# Polynomial rings - zero divisors

• December 25th 2012, 03:31 PM
Bernhard
Polynomial rings - zero divisors
Let R = Z/4Z

Find all the zero divisors of R[x] ...

... and then, further, find all elements of R[x] that are neither units nor zero divisors.
• December 25th 2012, 10:04 PM
Deveno
Re: Polynomial rings - zero divisors
hint: what does the homomorphism used in another post suggest?
• December 26th 2012, 04:04 PM
Bernhard
Re: Polynomial rings - zero divisors
I presume you mean use the following ring homomorphism:

$\phi:$ (Z/4Z) [x] ---> (Z/2Z)[x] [then Z/2Z is a field and the units of Z/2Z[x] are simply the units of Z/2Z ... but zero divisors???)

Then .... ??/

If a(x) is a zero divisor in (Z/4Z)[x] then a(x)b(x) = 0 for some b(x) with a(x) $\ne 0$ and b(x) $\ne 0$

Then $\phi (a(x)b(x)) = \phi (a(x)) \phi (b(x)) = \phi (0) = 0$ with a(x) $\ne 0$ and b(x) $\ne 0$ ...

But ... where to now??

What can one do with a(x) $\ne 0$ and b(x) $\ne 0$ ... how to progress ... that is what does this imply about $\phi (a(x))$ and $\phi (b(x))$

Maybe we could proceed by arguing that $\phi (a(x)) \phi (b(x)) = 0$ implies that

$([a_n] x^n + [a_{n-1} x^{n-1} + ... + a_1 x + a_0) ([b_m] x^m+ [b_{m-1} x^{m-1} + ... + b_1 x + b_0) = 0$

But this would mean that

$[a_n] [b_m] = 0 [mod 2]$ which means $[a_n] = 0$ or $[b_m] = 0$ or both

This seems to imply that Z/2Z[x] has no zero divisors .... but where to from here ... need some further clarification and help.

Peter
• December 26th 2012, 10:50 PM
Deveno
Re: Polynomial rings - zero divisors
of course it has zero divisors, for example:

every polynomial of the form 2(f(x)) is a zero-divisor.
• December 27th 2012, 02:19 PM
Bernhard
Re: Polynomial rings - zero divisors
Are you referring to Z/4Z which certainly has zero divisors of that form?

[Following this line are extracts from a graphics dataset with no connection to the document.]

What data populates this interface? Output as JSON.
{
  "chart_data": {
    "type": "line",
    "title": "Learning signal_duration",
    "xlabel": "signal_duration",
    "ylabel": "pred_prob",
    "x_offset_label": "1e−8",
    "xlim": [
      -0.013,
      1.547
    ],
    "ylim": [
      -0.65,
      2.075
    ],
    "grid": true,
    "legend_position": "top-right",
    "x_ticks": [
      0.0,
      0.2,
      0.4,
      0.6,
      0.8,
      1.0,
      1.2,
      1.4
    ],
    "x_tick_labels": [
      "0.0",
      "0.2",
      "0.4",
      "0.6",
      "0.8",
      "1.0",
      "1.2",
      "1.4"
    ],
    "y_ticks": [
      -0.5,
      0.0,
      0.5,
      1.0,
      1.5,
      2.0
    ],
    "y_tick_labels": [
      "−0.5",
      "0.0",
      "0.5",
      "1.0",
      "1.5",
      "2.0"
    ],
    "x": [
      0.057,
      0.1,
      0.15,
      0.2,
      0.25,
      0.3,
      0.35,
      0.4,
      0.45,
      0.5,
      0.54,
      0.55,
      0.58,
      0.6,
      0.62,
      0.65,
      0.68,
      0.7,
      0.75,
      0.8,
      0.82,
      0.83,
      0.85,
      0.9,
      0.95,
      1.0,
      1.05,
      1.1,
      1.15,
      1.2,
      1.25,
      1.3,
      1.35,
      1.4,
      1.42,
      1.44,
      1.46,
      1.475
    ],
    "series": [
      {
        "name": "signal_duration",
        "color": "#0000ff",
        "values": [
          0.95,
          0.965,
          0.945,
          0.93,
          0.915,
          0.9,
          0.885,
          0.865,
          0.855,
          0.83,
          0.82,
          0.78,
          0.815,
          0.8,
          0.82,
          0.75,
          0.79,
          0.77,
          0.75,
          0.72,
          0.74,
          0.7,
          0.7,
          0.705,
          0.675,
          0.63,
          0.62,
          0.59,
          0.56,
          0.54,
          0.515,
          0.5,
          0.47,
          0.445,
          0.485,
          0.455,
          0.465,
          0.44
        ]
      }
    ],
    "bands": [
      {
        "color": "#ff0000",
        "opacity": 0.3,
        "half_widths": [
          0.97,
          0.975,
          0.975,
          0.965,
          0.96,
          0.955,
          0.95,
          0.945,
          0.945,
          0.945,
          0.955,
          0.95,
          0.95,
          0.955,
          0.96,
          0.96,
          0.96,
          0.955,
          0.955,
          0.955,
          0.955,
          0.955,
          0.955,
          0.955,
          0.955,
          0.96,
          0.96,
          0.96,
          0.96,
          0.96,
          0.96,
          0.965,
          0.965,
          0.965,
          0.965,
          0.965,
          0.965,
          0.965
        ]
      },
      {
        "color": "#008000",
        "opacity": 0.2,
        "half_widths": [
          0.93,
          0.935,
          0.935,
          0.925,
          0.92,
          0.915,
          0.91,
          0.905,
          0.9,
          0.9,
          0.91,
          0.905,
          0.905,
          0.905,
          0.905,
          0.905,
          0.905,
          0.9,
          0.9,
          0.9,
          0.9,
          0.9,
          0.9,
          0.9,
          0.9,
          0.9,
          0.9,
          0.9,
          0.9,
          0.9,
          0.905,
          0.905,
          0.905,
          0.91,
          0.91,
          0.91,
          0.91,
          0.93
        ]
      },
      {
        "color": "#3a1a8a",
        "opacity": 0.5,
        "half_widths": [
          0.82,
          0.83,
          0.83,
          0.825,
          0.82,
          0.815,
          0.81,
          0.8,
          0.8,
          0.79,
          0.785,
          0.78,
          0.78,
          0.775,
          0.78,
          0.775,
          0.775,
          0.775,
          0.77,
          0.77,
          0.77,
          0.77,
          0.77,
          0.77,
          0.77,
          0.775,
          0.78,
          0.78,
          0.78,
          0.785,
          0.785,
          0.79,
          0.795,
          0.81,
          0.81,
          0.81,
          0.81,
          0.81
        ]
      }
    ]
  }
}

I was referring to Z/2Z[x] which (I think) has no zero divisors [2Z is a prime ideal so Z/2Z has no zero divisors and thus Z/2Z[x] has no zero divisors.

Is that correct?

I would like your guidance on the use of the homomorphism $\phi$ Z/4Z[x] ---> Z/2Z[x]

It seems that the kernel of the transformation is those polynomials of the form 2(f(x)) which are the zero divisors of Z/4Z. Can we use this somehow?